To develop an understanding of how knowledge is created, evaluated, refined and changed within subject areas.
Students will develop their abilities to:
- Make careful observations during active involvement in constructing knowledge and discuss their observations with others.
- Strengthen their perceptual abilities through concrete experiences or situations.
- Focus their attention on their knowledge and gaps in their knowledge relate to a specific topic (What do I know? What don't I know?)
To promote both intuitive, imaginative thought and the ability to evaluate ideas, processes, experiences and objects in meaningful contexts.
Students will develop their abilities to:
- Visualize objects, people or places.
- Participate in brainstorming and classification activities where they are encouraged to:
- Develop the categories (blue objects) or the criteria for categories ("blueness").

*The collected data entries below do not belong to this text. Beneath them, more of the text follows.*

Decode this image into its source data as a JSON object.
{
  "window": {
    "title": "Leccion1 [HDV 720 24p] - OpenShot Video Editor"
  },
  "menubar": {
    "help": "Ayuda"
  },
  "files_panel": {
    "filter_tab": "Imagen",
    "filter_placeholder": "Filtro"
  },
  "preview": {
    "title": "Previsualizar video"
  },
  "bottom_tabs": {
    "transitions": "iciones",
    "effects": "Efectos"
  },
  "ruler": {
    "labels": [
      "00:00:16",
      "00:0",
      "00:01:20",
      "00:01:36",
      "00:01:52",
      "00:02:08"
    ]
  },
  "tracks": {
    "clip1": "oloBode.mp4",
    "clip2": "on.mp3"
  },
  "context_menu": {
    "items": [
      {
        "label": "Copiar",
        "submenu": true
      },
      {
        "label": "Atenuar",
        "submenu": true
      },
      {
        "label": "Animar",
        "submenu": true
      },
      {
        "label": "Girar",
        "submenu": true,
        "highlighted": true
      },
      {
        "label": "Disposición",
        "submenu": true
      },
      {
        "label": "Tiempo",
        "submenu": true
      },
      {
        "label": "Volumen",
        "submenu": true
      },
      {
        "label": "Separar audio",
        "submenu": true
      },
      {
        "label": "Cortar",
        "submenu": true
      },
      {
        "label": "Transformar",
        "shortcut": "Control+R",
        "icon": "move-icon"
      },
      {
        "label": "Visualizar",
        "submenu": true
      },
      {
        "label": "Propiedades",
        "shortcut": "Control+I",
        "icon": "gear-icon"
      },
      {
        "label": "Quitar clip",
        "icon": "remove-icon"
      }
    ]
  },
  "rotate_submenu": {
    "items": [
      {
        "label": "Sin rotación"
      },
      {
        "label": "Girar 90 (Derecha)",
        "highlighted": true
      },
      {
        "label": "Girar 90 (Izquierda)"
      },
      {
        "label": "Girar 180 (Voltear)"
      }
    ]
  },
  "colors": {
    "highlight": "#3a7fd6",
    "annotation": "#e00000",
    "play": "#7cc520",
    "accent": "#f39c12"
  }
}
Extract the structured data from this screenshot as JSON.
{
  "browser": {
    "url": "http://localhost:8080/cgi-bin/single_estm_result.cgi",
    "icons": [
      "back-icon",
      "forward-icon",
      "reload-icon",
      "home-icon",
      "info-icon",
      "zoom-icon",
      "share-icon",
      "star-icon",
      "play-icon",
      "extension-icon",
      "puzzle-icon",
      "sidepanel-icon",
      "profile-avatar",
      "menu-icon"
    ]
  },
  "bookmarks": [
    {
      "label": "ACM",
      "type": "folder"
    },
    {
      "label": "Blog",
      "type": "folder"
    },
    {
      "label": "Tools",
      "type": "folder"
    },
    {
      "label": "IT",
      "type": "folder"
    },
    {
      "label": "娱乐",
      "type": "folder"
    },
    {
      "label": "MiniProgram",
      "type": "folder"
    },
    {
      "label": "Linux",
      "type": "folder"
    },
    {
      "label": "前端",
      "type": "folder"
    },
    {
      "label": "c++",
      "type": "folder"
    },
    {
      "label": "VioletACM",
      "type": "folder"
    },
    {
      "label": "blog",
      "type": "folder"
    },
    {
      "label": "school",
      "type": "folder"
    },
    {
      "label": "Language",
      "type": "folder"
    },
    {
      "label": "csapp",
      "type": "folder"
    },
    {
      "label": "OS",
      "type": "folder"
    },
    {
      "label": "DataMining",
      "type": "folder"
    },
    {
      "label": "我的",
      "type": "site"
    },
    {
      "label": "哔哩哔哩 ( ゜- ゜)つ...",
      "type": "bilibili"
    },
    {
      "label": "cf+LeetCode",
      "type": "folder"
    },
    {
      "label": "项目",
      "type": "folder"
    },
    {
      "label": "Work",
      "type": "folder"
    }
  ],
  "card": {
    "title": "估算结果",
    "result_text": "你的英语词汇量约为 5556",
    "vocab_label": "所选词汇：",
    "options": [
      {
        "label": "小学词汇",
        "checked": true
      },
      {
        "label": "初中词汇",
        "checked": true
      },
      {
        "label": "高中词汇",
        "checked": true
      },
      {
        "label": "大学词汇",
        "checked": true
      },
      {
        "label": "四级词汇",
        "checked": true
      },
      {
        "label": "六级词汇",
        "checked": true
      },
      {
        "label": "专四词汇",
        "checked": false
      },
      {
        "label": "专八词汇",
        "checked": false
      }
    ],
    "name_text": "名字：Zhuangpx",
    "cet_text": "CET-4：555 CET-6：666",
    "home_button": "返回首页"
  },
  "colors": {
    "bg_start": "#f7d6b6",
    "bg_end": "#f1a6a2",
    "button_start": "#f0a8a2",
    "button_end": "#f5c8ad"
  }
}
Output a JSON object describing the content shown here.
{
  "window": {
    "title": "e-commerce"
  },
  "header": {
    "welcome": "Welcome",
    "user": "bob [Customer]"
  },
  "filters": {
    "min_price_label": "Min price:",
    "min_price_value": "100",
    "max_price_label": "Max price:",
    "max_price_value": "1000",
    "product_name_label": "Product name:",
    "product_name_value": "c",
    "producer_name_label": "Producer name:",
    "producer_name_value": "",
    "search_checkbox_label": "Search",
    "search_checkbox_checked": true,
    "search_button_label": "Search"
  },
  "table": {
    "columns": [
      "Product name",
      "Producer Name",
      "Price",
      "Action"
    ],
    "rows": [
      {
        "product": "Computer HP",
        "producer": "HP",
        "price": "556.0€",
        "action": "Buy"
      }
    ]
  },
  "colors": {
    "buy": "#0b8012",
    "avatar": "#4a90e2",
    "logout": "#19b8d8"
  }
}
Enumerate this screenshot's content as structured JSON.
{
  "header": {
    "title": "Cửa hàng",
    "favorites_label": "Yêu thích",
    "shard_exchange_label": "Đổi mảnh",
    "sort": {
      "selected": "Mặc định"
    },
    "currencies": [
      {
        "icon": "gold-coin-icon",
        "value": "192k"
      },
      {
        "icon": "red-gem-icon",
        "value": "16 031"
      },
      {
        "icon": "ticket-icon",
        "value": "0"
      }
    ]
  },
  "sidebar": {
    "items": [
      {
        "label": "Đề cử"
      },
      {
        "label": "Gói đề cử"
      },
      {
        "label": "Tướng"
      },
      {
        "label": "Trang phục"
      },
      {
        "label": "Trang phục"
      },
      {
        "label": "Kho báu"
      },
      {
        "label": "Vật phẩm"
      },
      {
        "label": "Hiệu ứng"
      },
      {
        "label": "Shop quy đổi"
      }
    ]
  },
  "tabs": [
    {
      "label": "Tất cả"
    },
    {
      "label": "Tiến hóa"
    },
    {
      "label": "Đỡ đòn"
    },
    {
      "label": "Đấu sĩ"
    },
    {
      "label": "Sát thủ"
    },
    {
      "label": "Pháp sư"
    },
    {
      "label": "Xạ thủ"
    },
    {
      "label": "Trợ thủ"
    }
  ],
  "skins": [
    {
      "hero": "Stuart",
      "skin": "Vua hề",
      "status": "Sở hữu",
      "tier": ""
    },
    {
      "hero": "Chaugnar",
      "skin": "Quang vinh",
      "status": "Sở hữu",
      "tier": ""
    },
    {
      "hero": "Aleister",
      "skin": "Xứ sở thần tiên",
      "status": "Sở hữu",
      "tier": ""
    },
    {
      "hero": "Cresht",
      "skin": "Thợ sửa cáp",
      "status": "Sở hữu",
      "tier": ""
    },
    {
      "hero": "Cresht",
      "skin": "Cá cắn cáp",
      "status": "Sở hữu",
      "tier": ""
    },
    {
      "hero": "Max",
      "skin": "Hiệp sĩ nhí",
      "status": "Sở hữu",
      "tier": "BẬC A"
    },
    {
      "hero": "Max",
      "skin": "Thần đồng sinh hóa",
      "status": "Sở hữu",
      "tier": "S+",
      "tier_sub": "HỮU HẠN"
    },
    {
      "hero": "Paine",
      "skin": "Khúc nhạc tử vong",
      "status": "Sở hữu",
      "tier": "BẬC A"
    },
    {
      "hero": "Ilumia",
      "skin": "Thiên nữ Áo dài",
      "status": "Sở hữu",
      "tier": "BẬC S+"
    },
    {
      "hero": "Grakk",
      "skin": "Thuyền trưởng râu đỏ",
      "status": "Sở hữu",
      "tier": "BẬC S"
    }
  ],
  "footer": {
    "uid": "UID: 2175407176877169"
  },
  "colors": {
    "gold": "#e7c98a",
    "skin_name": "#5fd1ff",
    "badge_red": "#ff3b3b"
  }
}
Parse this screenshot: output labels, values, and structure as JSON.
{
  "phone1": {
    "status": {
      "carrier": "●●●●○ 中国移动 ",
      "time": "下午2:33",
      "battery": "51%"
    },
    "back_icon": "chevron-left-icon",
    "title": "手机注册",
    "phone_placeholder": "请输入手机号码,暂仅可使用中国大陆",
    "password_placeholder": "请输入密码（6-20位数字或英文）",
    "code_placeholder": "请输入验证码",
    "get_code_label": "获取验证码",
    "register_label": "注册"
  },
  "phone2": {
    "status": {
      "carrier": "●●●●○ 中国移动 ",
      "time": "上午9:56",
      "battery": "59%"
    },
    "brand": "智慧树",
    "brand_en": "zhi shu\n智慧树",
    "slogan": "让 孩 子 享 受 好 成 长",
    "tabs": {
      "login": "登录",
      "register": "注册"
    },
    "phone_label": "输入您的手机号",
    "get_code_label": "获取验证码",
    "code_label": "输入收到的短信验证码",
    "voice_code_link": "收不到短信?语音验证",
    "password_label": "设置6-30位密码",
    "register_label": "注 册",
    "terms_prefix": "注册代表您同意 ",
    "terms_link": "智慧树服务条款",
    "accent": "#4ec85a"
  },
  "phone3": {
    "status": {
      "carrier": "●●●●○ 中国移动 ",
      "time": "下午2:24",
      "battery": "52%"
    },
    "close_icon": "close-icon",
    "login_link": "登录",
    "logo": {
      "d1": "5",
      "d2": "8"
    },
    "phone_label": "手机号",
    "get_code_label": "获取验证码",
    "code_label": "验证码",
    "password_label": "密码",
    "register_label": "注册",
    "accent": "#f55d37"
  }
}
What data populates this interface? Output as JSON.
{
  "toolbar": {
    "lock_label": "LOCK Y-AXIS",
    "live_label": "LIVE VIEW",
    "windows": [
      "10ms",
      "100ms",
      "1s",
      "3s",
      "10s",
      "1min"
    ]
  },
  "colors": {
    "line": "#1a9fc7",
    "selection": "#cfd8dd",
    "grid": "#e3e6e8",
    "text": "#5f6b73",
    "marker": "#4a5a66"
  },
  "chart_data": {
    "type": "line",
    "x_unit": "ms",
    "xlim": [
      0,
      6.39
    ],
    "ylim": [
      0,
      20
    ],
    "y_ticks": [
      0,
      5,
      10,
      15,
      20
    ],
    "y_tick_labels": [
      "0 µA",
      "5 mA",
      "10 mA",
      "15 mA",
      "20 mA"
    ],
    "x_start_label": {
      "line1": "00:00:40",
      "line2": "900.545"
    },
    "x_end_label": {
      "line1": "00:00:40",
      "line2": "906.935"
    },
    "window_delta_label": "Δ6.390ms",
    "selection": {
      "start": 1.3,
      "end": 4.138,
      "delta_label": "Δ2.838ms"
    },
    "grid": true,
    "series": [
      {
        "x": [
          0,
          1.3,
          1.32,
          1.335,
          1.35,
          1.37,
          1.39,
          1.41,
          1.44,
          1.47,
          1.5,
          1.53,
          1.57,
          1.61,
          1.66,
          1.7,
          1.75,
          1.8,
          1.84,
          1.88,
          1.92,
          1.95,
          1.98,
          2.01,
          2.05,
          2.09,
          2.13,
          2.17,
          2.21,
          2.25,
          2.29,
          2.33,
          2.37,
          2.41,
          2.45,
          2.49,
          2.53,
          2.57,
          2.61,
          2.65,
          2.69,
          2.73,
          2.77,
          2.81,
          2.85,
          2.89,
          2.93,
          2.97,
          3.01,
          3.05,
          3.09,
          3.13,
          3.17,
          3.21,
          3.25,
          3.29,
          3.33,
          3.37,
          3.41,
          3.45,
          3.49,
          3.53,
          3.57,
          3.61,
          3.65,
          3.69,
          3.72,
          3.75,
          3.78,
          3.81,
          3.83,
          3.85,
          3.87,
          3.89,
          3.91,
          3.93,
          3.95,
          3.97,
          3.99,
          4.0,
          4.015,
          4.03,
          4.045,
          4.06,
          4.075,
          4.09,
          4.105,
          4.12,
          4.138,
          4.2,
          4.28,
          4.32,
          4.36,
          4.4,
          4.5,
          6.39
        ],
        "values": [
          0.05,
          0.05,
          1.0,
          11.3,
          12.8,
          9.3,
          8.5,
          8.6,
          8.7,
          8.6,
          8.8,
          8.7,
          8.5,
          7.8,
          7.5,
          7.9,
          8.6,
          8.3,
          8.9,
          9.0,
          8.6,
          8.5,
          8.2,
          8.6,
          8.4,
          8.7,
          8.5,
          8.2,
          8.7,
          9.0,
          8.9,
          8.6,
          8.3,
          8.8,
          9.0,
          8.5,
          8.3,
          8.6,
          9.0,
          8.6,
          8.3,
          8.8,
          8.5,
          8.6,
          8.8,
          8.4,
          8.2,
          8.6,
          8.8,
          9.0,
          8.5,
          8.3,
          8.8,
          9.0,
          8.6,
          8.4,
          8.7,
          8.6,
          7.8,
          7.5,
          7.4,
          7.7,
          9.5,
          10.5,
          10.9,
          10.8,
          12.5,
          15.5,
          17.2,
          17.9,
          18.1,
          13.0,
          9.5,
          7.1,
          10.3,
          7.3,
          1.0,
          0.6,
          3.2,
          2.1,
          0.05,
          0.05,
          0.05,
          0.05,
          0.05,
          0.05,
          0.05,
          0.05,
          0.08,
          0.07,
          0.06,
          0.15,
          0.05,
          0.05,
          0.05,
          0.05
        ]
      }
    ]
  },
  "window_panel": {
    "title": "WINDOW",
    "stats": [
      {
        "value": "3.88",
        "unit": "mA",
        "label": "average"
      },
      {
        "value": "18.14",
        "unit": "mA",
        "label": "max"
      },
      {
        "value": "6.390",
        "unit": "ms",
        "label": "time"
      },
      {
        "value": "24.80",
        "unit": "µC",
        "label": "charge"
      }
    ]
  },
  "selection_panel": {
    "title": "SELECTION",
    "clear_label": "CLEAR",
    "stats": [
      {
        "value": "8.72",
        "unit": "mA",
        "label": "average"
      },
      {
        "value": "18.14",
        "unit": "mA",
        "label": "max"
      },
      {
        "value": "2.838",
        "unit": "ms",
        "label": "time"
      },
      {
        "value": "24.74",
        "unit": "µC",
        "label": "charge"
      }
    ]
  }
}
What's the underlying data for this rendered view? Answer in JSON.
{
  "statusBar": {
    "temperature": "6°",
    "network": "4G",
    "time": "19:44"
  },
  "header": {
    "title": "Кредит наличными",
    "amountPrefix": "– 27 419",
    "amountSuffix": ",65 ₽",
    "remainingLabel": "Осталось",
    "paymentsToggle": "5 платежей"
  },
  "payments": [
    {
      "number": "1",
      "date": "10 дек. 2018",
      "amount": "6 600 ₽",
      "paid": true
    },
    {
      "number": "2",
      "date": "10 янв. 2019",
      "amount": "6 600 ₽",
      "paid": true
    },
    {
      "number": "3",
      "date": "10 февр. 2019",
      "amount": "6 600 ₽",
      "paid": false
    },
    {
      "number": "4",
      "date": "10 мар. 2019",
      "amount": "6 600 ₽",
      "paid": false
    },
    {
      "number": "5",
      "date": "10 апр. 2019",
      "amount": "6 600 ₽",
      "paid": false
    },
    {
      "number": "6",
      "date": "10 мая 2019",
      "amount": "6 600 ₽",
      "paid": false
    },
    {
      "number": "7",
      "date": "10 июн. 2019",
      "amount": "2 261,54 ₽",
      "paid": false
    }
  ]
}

- Generate a number of alternative classification systems (e.g., How many ways could you group this button collection?).
- Explore the possibilities for placing objects or ideas into more than one category (e.g., red things, small things, small red things).
- Develop understanding that some categories (e.g., food I like) will contain different elements for different people while other categories will not (e.g., plants).
- Seek alternative ways of responding to activities, projects, or assignments.
- Evaluate creative processes, assignments, projects.
- Summarize information in a variety of ways.
- Use metaphoric and analogical thinking to create insights and build understanding in areas of study.
- Compare similarities and differences in objects, ideas or events.
- Design and construct objects.
- Understand that real life problems often have more than one solution.
- Generate and evaluate alternative solutions to problems.
- Discover relationships and patterns.
- Analyze data to create hypotheses, predictions, estimates and educated guesses.
To enable students to think for themselves, to recognize the links of individual reflection and the need to contribute to and build upon mutual understandings.
Students will develop their abilities to:
- Describe various views concerning a controversial issue.
- Recognize and accept well-supported differences of opinions and ideas.
- Develop their own perspectives and give reasons for their positions.
- Anticipate and develop questions.
Technological Literacy
To develop a contemporary view of technology.
Students will develop their abilities to:
- To provide opportunities for students' active involvement in decision-making related to technological developments.